BeFitting Couture Haute Cinquième Partie

Maison Martin Margiela:

Filled with unique sheers, deconstructed pieces, and highly tailored pieces, this collection has a little of everything. The collection flows very well and you can see the concept and growth of the designers collection. While the pieces are mismatching, they stand alone as beautiful separates and would fit uniquely in any ones closet. The perspective of the collection to me is very unique. Everything seemed well thought out and yet very natural. I would wear many of the pieces of Martin current couture because of their beautiful thoughtfulness and uniqueness.
My favorite peice is the first peice of this collection and is a semi-sheer pantsuit.



Maxime Simoen:

A beautifully tailored collection with a rustic glamour feel to it due to its seemingly futuristic-tribal influences. The palette ranges but fits every piece well, the prints are interesting and the cutouts help fulfill some of the extra pop. The range of materials is seemingly never ending and each is seemlessly tailor to fit and complimet the other.
My favorite peice was an above the knee length dress with chandelier and rouching detailing on the bodice. Finished off with a light sheer train.



Stephane Rolland:

This amazing couture wasn't simply constructed, it was masterfully architected. The details in silks, beading, knit, and other modes of design are astounding. The palette is most black but when Rolland used color is was divine and the fabric was seemingly melting with color. He also played well with different shapes and cuts. Even some of his more deconstructed loose looks seem very articulately designed and constructed. This collection by far is one of my favorite and has so many pieces I would kill to wear.
My favorite look (it was so hard to choose just one) was perhaps the simplest of the whole collection; a large collared draped cross over gown in black silk.



Valentino:

The collection was reminiscent of the Spring couture but had distinct new influences that translated well into the new season. Most were floor length gown with mostly solids and some sheers. Tailored jackets were a nice staple to the collection.
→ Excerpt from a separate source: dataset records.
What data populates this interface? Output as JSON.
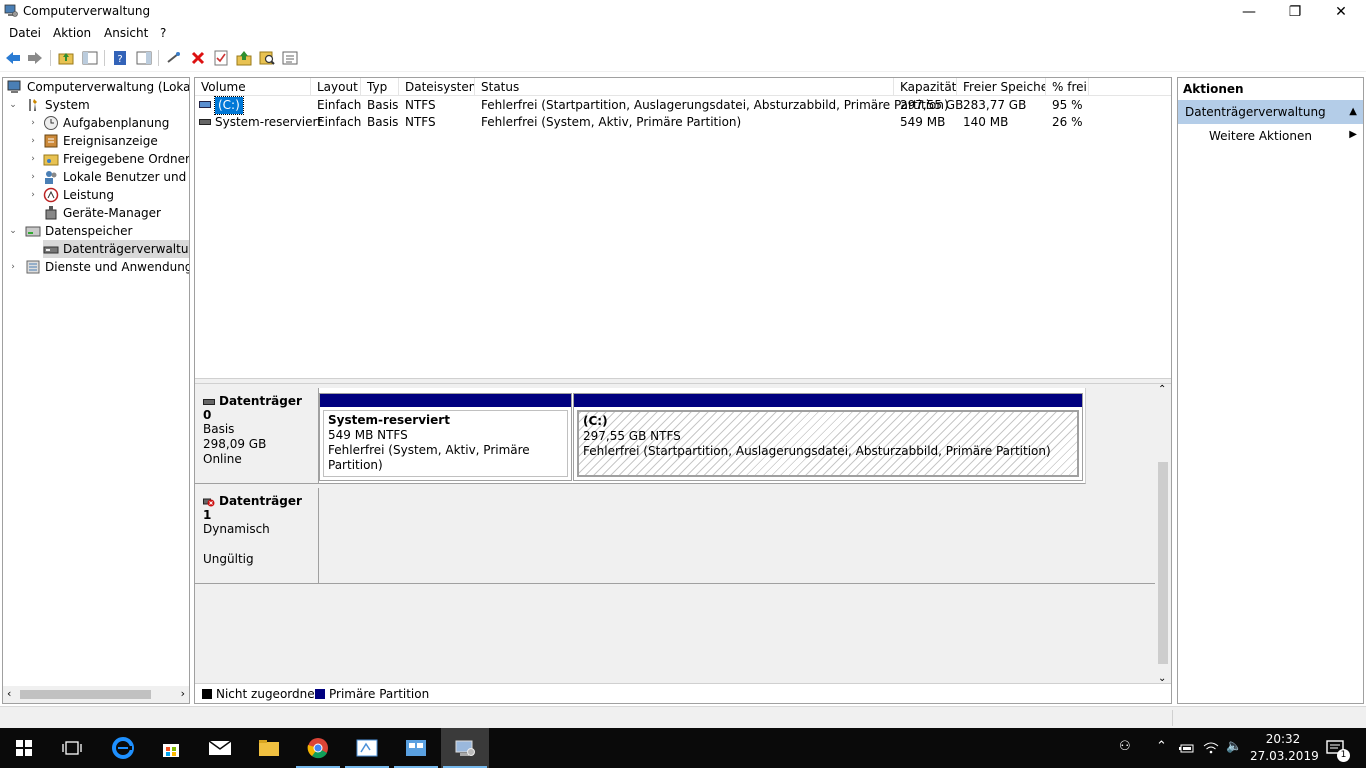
{
  "window": {
    "title": "Computerverwaltung",
    "min_glyph": "—",
    "max_glyph": "❐",
    "close_glyph": "✕"
  },
  "menu": [
    "Datei",
    "Aktion",
    "Ansicht",
    "?"
  ],
  "toolbar": {
    "icons": [
      "back-icon",
      "forward-icon",
      "up-folder-icon",
      "console-tree-icon",
      "help-icon",
      "properties-pane-icon",
      "connect-icon",
      "delete-icon",
      "check-icon",
      "upload-icon",
      "search-icon",
      "list-icon"
    ]
  },
  "tree": {
    "root": "Computerverwaltung (Lokal)",
    "system": "System",
    "aufgaben": "Aufgabenplanung",
    "ereignis": "Ereignisanzeige",
    "freigegeben": "Freigegebene Ordner",
    "lokale": "Lokale Benutzer und Gruppen",
    "leistung": "Leistung",
    "geraete": "Geräte-Manager",
    "datenspeicher": "Datenspeicher",
    "datentraeger": "Datenträgerverwaltung",
    "dienste": "Dienste und Anwendungen"
  },
  "volumes": {
    "columns": [
      "Volume",
      "Layout",
      "Typ",
      "Dateisystem",
      "Status",
      "Kapazität",
      "Freier Speicher",
      "% frei"
    ],
    "rows": [
      {
        "volume": "(C:)",
        "layout": "Einfach",
        "typ": "Basis",
        "fs": "NTFS",
        "status": "Fehlerfrei (Startpartition, Auslagerungsdatei, Absturzabbild, Primäre Partition)",
        "kap": "297,55 GB",
        "frei": "283,77 GB",
        "pct": "95 %"
      },
      {
        "volume": "System-reserviert",
        "layout": "Einfach",
        "typ": "Basis",
        "fs": "NTFS",
        "status": "Fehlerfrei (System, Aktiv, Primäre Partition)",
        "kap": "549 MB",
        "frei": "140 MB",
        "pct": "26 %"
      }
    ]
  },
  "disks": {
    "disk0": {
      "name": "Datenträger 0",
      "type": "Basis",
      "size": "298,09 GB",
      "state": "Online",
      "part1": {
        "name": "System-reserviert",
        "size": "549 MB NTFS",
        "status": "Fehlerfrei (System, Aktiv, Primäre Partition)"
      },
      "part2": {
        "name": "(C:)",
        "size": "297,55 GB NTFS",
        "status": "Fehlerfrei (Startpartition, Auslagerungsdatei, Absturzabbild, Primäre Partition)"
      }
    },
    "disk1": {
      "name": "Datenträger 1",
      "type": "Dynamisch",
      "state": "Ungültig"
    }
  },
  "legend": {
    "unallocated": "Nicht zugeordnet",
    "primary": "Primäre Partition",
    "unallocated_color": "#000000",
    "primary_color": "#00007f"
  },
  "actions": {
    "title": "Aktionen",
    "section": "Datenträgerverwaltung",
    "more": "Weitere Aktionen"
  },
  "taskbar": {
    "time": "20:32",
    "date": "27.03.2019",
    "notifications": "1"
  }
}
Hues of nude, beige, brown, gold and green make the collection perfect for the season and will translate well into red carpets later in the season. The collection for me wasn't fully inspired enough for my taste, by that I mean it had too many points of view and inspirations that didn't flow together very well. I thought the color palette was gorgeous and the use of sheers and cutouts was beautiful.
My favorite piece was a simple nude floor length gown with braided waist detail and shoulder puckering.